Bénichou s’inscrit dans une tendance qui élargit le champ sémantique du reenactment et qui l’envisage dans sa transdisciplinarité. Bien que le texte soit bien organisé, la lecture pourrait s’avérer difficile pour celui ou celle qui approche la pratique pour la première fois. Les « objets intermédiatiques » étudiés sont d’une grande complexité et appellent rarement le consensus. Malgré la foisonnante production d’œuvres, de propositions culturelles et de recherches qui visent à le décrire et à le comprendre, l’objet n’est pas fixé. Se formaliseraient désormais les reenactment studies, un champ en bonne et due forme, nous l’apprenons presque avec l’auteure elle-même, dans les dernières pages de sa conclusion.
1 Ouvrir le document. Enjeux et pratiques de la documentation dans les arts visuels contemporains, 2010, 447 p.; Recréer/Scripter. Mémoires et transmissions des œuvres performatives et chorégraphiques contemporaines, 2015, 525 p.
2 Sans « équivalent satisfaisant en français », le reenactment désignerait « les phénomènes de recréation, de reconstitution, de reprise et d’autres formes de réactivation vivante d’œuvres performatives du passé, d’événements historiques ou de phénomènes culturels » (p. 11).
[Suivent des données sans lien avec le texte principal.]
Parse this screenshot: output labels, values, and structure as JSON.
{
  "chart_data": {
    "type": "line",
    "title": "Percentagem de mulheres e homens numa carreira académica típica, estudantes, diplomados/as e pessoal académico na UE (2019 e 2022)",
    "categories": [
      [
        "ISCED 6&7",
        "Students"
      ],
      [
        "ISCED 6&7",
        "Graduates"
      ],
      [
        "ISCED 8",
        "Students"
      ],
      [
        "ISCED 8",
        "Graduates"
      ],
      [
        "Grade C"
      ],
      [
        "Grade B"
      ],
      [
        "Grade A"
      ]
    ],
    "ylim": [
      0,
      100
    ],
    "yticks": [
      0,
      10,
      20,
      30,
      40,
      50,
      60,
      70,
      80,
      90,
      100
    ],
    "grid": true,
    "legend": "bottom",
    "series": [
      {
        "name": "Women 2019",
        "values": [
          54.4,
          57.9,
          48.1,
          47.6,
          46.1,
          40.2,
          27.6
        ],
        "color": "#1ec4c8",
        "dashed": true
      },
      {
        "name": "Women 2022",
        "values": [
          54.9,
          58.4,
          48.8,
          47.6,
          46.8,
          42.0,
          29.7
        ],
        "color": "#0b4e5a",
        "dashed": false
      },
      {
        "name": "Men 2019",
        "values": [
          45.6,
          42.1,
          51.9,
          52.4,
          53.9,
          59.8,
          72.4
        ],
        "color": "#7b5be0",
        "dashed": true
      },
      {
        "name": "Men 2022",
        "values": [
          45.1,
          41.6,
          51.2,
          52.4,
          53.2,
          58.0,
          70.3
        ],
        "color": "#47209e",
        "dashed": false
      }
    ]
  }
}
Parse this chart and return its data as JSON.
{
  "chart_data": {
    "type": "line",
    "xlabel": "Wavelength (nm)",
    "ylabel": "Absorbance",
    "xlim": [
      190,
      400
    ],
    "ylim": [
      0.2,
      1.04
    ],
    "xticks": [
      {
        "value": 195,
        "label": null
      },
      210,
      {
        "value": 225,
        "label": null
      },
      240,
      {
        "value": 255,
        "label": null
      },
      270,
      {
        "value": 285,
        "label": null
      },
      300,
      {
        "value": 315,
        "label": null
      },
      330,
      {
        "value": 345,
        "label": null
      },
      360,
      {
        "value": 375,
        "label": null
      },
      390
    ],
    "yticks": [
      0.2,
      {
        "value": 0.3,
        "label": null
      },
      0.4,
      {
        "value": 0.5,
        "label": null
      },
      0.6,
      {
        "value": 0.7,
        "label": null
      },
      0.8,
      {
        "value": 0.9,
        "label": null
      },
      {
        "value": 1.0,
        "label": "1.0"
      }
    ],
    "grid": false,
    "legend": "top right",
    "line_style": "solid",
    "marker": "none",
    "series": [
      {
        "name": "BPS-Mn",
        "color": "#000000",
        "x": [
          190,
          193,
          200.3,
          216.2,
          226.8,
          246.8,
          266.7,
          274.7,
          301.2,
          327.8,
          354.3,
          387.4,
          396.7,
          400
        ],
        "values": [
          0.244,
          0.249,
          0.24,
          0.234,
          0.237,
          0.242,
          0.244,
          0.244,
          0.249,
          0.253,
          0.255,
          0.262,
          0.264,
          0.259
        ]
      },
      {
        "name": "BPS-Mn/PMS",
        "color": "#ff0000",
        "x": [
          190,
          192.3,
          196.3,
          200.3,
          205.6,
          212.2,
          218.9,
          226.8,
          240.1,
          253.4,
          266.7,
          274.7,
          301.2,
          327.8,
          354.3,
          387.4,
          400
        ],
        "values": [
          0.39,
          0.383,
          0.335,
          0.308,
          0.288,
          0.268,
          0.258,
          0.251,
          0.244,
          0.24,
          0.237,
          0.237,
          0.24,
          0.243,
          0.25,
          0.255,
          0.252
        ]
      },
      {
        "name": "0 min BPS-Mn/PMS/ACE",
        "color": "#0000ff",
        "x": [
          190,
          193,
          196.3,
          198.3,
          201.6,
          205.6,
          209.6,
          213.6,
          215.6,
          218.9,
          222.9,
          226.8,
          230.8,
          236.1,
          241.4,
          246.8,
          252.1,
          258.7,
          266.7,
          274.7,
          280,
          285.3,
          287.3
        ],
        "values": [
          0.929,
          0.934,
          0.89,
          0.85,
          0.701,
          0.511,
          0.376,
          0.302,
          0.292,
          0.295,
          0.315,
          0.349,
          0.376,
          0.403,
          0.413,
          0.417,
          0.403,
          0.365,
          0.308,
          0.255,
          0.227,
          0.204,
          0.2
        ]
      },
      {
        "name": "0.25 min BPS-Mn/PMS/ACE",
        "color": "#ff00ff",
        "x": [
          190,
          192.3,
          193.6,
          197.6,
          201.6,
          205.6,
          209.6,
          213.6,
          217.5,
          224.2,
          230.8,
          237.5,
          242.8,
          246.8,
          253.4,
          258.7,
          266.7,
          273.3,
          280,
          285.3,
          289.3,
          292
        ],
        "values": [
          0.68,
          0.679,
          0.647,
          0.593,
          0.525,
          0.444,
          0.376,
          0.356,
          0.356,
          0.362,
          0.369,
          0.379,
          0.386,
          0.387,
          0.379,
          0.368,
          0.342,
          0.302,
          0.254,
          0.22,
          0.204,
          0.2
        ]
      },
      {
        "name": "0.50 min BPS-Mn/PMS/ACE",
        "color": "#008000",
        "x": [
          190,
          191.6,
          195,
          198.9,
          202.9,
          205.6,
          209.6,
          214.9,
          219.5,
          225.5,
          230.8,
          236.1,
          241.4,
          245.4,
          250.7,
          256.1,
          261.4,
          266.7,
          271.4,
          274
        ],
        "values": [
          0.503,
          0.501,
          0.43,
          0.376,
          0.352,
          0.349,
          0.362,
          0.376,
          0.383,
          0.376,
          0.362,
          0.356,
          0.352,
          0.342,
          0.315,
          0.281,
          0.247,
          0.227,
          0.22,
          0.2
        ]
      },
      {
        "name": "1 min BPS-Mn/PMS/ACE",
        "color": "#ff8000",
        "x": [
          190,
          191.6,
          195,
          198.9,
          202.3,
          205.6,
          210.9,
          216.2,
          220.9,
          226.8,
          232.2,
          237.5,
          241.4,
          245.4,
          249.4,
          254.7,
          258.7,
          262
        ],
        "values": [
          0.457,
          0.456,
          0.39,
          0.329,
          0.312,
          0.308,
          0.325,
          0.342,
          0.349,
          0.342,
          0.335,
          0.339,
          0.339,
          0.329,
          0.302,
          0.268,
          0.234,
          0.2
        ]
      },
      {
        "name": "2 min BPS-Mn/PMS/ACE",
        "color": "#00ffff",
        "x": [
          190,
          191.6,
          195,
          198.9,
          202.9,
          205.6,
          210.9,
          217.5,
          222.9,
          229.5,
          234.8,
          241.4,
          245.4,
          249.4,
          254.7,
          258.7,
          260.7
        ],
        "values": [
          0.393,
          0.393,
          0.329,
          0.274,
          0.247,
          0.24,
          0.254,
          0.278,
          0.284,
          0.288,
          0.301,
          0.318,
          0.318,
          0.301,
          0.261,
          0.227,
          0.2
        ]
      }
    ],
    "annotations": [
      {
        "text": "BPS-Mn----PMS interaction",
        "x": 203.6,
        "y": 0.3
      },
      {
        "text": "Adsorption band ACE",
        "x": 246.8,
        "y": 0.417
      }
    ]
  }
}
Amélie Giguère enseigne la muséologie à l’UQAM, à l’UQO, ainsi qu’à l’Université de Montréal, où elle coordonne les stages au programme de maîtrise en muséologie. Titulaire d’un doctorat en muséologie de l’UQAM et de l’Université d’Avignon et des Pays de Vaucluse, ses recherches portent principalement sur la muséalisation des œuvres de performance et plus largement de l’art contemporain et actuel.
[ Numéro complet, en version papier et numérique, disponible ici : Ciel variable 117 – DÉCALÉ ]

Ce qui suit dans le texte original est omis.